If you use a basic form vendor, you have to manually map the fields, and put the form on a landing page yourself. You may want to pre-fill the form, or send a thank-you email or the start of an email drip campaign: this is not always possible. Also, some form vendors are not able to append to existing records (resulting in duplicates) or to link new registrations to a Salesforce.com campaign.

Lead scoring based on attributes (e.g. job title) is built into Salesforce.com, but that does not include activity-based scoring, such scoring based on website visitors, clicks on links in emails or form submissions.

Even though you can get reports on anonymous visitors via stand-alone tools, it’s much more work to set up notifications of website visits by known users, and even more challenging to sync that information with Salesforce.com.

Then there are specific usage scenarios that are automated in a marketing automation system, such sending a reminder to non-registrants for an event: with the new approach this needs to be done manually, which takes a lot more time.
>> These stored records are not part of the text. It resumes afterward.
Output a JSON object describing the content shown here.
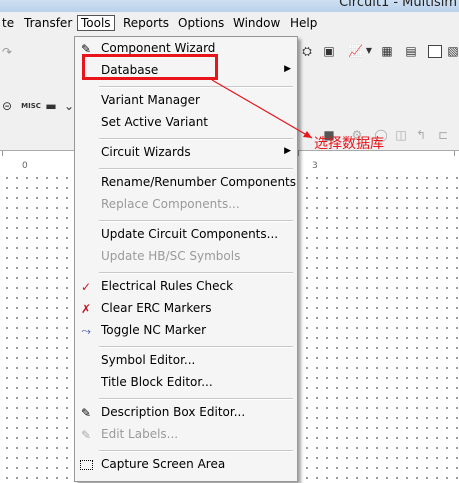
{
  "window": {
    "title": "Circuit1 - Multisim"
  },
  "menubar": {
    "items": [
      {
        "label": "te"
      },
      {
        "label": "Transfer"
      },
      {
        "label": "Tools"
      },
      {
        "label": "Reports"
      },
      {
        "label": "Options"
      },
      {
        "label": "Window"
      },
      {
        "label": "Help"
      }
    ]
  },
  "toolbar2": {
    "misc_label": "MISC"
  },
  "ruler": {
    "ticks": [
      "0",
      "3"
    ]
  },
  "tools_menu": {
    "items": [
      {
        "label": "Component Wizard",
        "icon": "component-wizard-icon",
        "enabled": true
      },
      {
        "label": "Database",
        "submenu": true,
        "enabled": true
      },
      {
        "label": "Variant Manager",
        "enabled": true
      },
      {
        "label": "Set Active Variant",
        "enabled": true
      },
      {
        "label": "Circuit Wizards",
        "submenu": true,
        "enabled": true
      },
      {
        "label": "Rename/Renumber Components",
        "enabled": true
      },
      {
        "label": "Replace Components...",
        "enabled": false
      },
      {
        "label": "Update Circuit Components...",
        "enabled": true
      },
      {
        "label": "Update HB/SC Symbols",
        "enabled": false
      },
      {
        "label": "Electrical Rules Check",
        "icon": "erc-check-icon",
        "enabled": true
      },
      {
        "label": "Clear ERC Markers",
        "icon": "clear-erc-icon",
        "enabled": true
      },
      {
        "label": "Toggle NC Marker",
        "icon": "nc-marker-icon",
        "enabled": true
      },
      {
        "label": "Symbol Editor...",
        "enabled": true
      },
      {
        "label": "Title Block Editor...",
        "enabled": true
      },
      {
        "label": "Description Box Editor...",
        "icon": "description-box-icon",
        "enabled": true
      },
      {
        "label": "Edit Labels...",
        "icon": "edit-labels-icon",
        "enabled": false
      },
      {
        "label": "Capture Screen Area",
        "icon": "capture-screen-icon",
        "enabled": true
      }
    ]
  },
  "annotation": {
    "text": "选择数据库"
  },
  "colors": {
    "highlight": "#e8161b",
    "menu_bg": "#f5f5f5",
    "disabled_text": "#9a9a9a"
  }
}
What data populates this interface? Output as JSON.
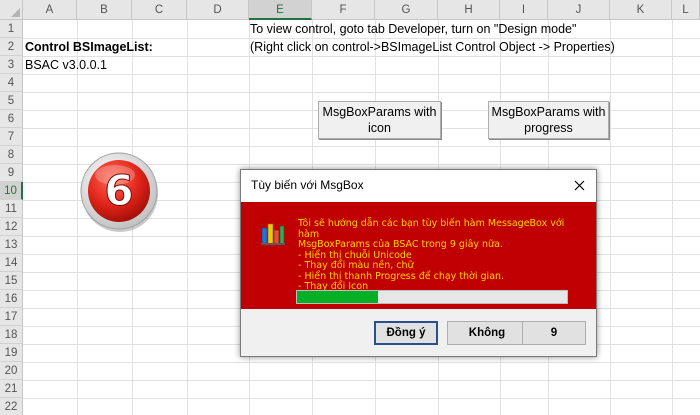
{
  "sheet": {
    "columns": [
      "A",
      "B",
      "C",
      "D",
      "E",
      "F",
      "G",
      "H",
      "I",
      "J",
      "K",
      "L"
    ],
    "rows": [
      "1",
      "2",
      "3",
      "4",
      "5",
      "6",
      "7",
      "8",
      "9",
      "10",
      "11",
      "12",
      "13",
      "14",
      "15",
      "16",
      "17",
      "18",
      "19",
      "20",
      "21",
      "22"
    ],
    "selected_column": "E",
    "selected_row": "10",
    "cells": {
      "e1": "To view control, goto tab Developer, turn on \"Design mode\"",
      "e2": "(Right click on control->BSImageList Control Object -> Properties)",
      "a2": "Control BSImageList:",
      "a3": "BSAC v3.0.0.1"
    },
    "buttons": {
      "msgbox_icon": "MsgBoxParams with icon",
      "msgbox_progress": "MsgBoxParams with progress"
    },
    "badge_number": "6"
  },
  "dialog": {
    "title": "Tùy biến với MsgBox",
    "message_lines": [
      "Tôi sẽ hướng dẫn các bạn tùy biến hàm MessageBox với hàm",
      "MsgBoxParams của BSAC trong 9 giây nữa.",
      "- Hiển thị chuỗi Unicode",
      "- Thay đổi màu nền, chữ",
      "- Hiển thị thanh Progress để chạy thời gian.",
      "- Thay đổi Icon"
    ],
    "progress": 0.3,
    "buttons": {
      "ok": "Đồng ý",
      "no": "Không",
      "countdown": "9"
    },
    "colors": {
      "background": "#c00000",
      "text": "#ffd400",
      "progress_fill": "#06b025"
    },
    "icons": {
      "message": "books-chart-icon",
      "close": "close-icon"
    }
  }
}
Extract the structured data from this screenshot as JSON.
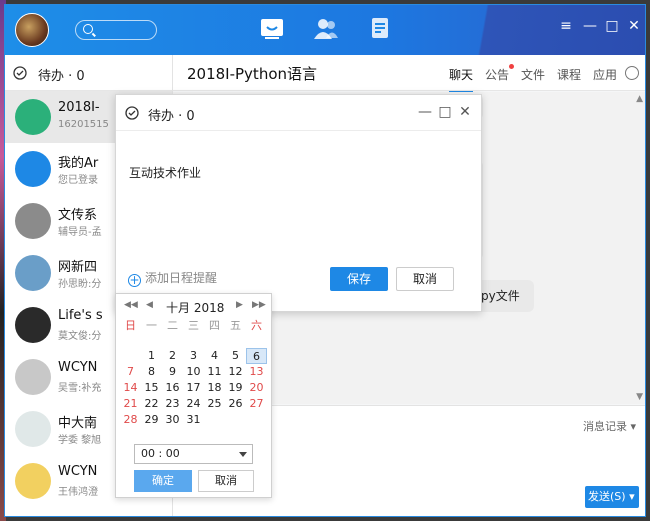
{
  "topbar": {
    "nav": [
      "message-icon",
      "contacts-icon",
      "files-icon"
    ],
    "window_controls": [
      "≡",
      "—",
      "□",
      "✕"
    ]
  },
  "sidebar": {
    "todo_label": "待办 · 0",
    "conversations": [
      {
        "name": "2018I-",
        "sub": "16201515",
        "color": "#2bb07a",
        "active": true
      },
      {
        "name": "我的Ar",
        "sub": "您已登录",
        "color": "#1e88e5"
      },
      {
        "name": "文传系",
        "sub": "辅导员-孟",
        "color": "#8b8b8b"
      },
      {
        "name": "网新四",
        "sub": "孙思盼:分",
        "color": "#6a9ec8"
      },
      {
        "name": "Life's s",
        "sub": "莫文俊:分",
        "color": "#2a2a2a"
      },
      {
        "name": "WCYN",
        "sub": "吴雪:补充",
        "color": "#c8c8c8"
      },
      {
        "name": "中大南",
        "sub": "学委 黎旭",
        "color": "#e0e8e8"
      },
      {
        "name": "WCYN",
        "sub": "王伟鸿澄",
        "color": "#f2d060"
      }
    ]
  },
  "chat": {
    "title": "2018I-Python语言",
    "tabs": [
      "聊天",
      "公告",
      "文件",
      "课程",
      "应用"
    ],
    "file_message": "个py文件",
    "history_label": "消息记录",
    "send_label": "发送(S)"
  },
  "todo_dialog": {
    "title": "待办 · 0",
    "content": "互动技术作业",
    "add_reminder": "添加日程提醒",
    "save": "保存",
    "cancel": "取消"
  },
  "calendar": {
    "month_title": "十月 2018",
    "weekdays": [
      "日",
      "一",
      "二",
      "三",
      "四",
      "五",
      "六"
    ],
    "weeks": [
      [
        "",
        "1",
        "2",
        "3",
        "4",
        "5",
        "6"
      ],
      [
        "7",
        "8",
        "9",
        "10",
        "11",
        "12",
        "13"
      ],
      [
        "14",
        "15",
        "16",
        "17",
        "18",
        "19",
        "20"
      ],
      [
        "21",
        "22",
        "23",
        "24",
        "25",
        "26",
        "27"
      ],
      [
        "28",
        "29",
        "30",
        "31",
        "",
        "",
        ""
      ]
    ],
    "selected_day": "6",
    "time": "00 : 00",
    "ok": "确定",
    "cancel": "取消"
  }
}
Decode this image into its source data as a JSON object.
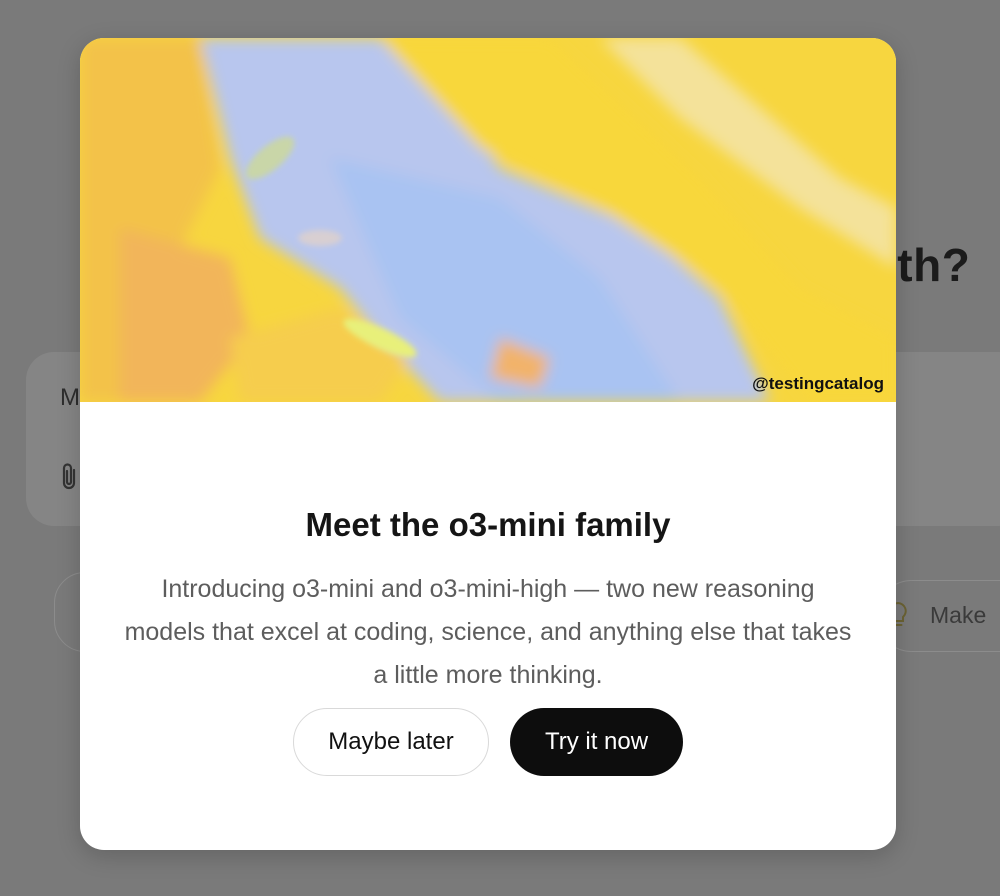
{
  "background": {
    "heading_fragment": "ith?",
    "composer_placeholder_fragment": "M",
    "suggestion_chip_label": "Make"
  },
  "modal": {
    "hero_credit": "@testingcatalog",
    "title": "Meet the o3-mini family",
    "description": "Introducing o3-mini and o3-mini-high — two new reasoning models that excel at coding, science, and anything else that takes a little more thinking.",
    "buttons": {
      "maybe_later": "Maybe later",
      "try_it_now": "Try it now"
    }
  },
  "icons": {
    "attach": "paperclip-icon",
    "suggestion": "lightbulb-icon"
  },
  "colors": {
    "overlay": "#7a7a7a",
    "modal_bg": "#ffffff",
    "hero_yellow": "#f6d53c",
    "hero_blue": "#b9c8ef",
    "primary_button": "#0d0d0d",
    "primary_button_text": "#ffffff",
    "secondary_button_border": "#d9d9d9",
    "description_text": "#5d5d5d"
  }
}
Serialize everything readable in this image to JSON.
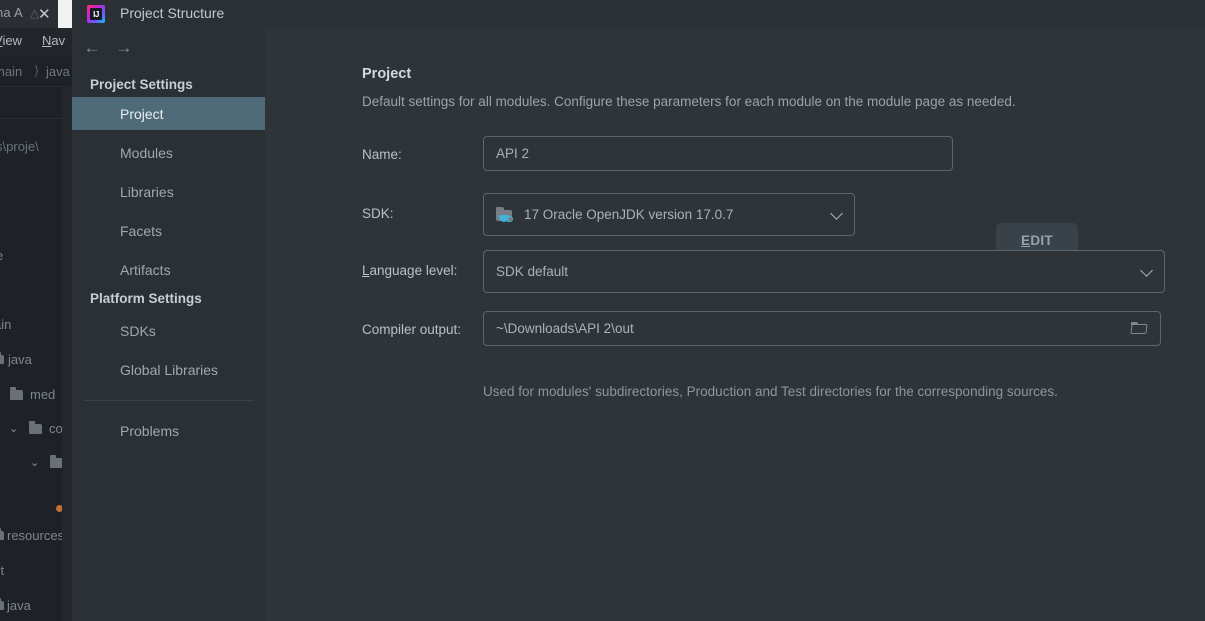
{
  "background_ide": {
    "tab_label": "na A",
    "tab_warning_icon": "warning-icon",
    "tab_close_icon": "close-icon",
    "menu": [
      {
        "label": "View",
        "mnemonic": "V"
      },
      {
        "label": "Nav",
        "mnemonic": "N"
      }
    ],
    "breadcrumb": [
      "main",
      "java"
    ],
    "breadcrumb_separator": "〉",
    "path_text": "sers\\proje\\",
    "tree": [
      {
        "label": "e",
        "indent": 0,
        "chevron": "",
        "folder": false
      },
      {
        "label": "ain",
        "indent": 0,
        "chevron": "",
        "folder": false
      },
      {
        "label": "java",
        "indent": 0,
        "chevron": "",
        "folder": true
      },
      {
        "label": "med",
        "indent": 1,
        "chevron": "",
        "folder": true
      },
      {
        "label": "com",
        "indent": 1,
        "chevron": "⌄",
        "folder": true
      },
      {
        "label": "",
        "indent": 2,
        "chevron": "⌄",
        "folder": true
      },
      {
        "label": "resources",
        "indent": 0,
        "chevron": "",
        "folder": true
      },
      {
        "label": "st",
        "indent": 0,
        "chevron": "",
        "folder": false
      },
      {
        "label": "java",
        "indent": 0,
        "chevron": "",
        "folder": true
      }
    ]
  },
  "dialog": {
    "title": "Project Structure",
    "logo_icon": "intellij-idea-logo-icon",
    "logo_text": "IJ",
    "nav": {
      "back_icon": "arrow-left-icon",
      "forward_icon": "arrow-right-icon"
    },
    "sidebar": {
      "groups": [
        {
          "label": "Project Settings",
          "items": [
            {
              "label": "Project",
              "selected": true
            },
            {
              "label": "Modules",
              "selected": false
            },
            {
              "label": "Libraries",
              "selected": false
            },
            {
              "label": "Facets",
              "selected": false
            },
            {
              "label": "Artifacts",
              "selected": false
            }
          ]
        },
        {
          "label": "Platform Settings",
          "items": [
            {
              "label": "SDKs",
              "selected": false
            },
            {
              "label": "Global Libraries",
              "selected": false
            }
          ]
        }
      ],
      "extra_items": [
        {
          "label": "Problems",
          "selected": false
        }
      ]
    },
    "main": {
      "heading": "Project",
      "description": "Default settings for all modules. Configure these parameters for each module on the module page as needed.",
      "fields": {
        "name": {
          "label": "Name:",
          "value": "API 2"
        },
        "sdk": {
          "label": "SDK:",
          "value": "17 Oracle OpenJDK version 17.0.7",
          "icon": "jdk-folder-icon",
          "chevron_icon": "chevron-down-icon",
          "edit_button": {
            "label": "EDIT",
            "mnemonic": "E"
          }
        },
        "language_level": {
          "label": "Language level:",
          "mnemonic": "L",
          "value": "SDK default",
          "chevron_icon": "chevron-down-icon"
        },
        "compiler_output": {
          "label": "Compiler output:",
          "value": "~\\Downloads\\API 2\\out",
          "browse_icon": "folder-browse-icon",
          "hint": "Used for modules' subdirectories, Production and Test directories for the corresponding sources."
        }
      }
    }
  },
  "colors": {
    "dialog_bg": "#2b3034",
    "main_bg": "#2f3438",
    "selection": "#4f6b7a",
    "accent_java": "#43b1d8",
    "text_primary": "#c8ced4",
    "text_secondary": "#9aa3ab",
    "field_border": "#5a6670"
  }
}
Most marketing automation systems replicate the Salesforce.com database with their own database: in the new situation everything is stored in Salesforce.com (or at least: that’s the goal). That is great for manageability, but – if you have the habit of qualifying leads before sending them to the CRM system – you now have a database full with unqualified leads.

What Is Your Take?

This project is still in the planning phase, so I’m still compiling a list of all the pros and cons. One thing is sure: in the new situation the monthly cost will be about $200, down from well over a thousand dollars. That is a significant savings.

But how much more time will it cost to manage the new situation? Are there specific features that create revenue, but simply cannot be implemented with the new approach. What is your take on this?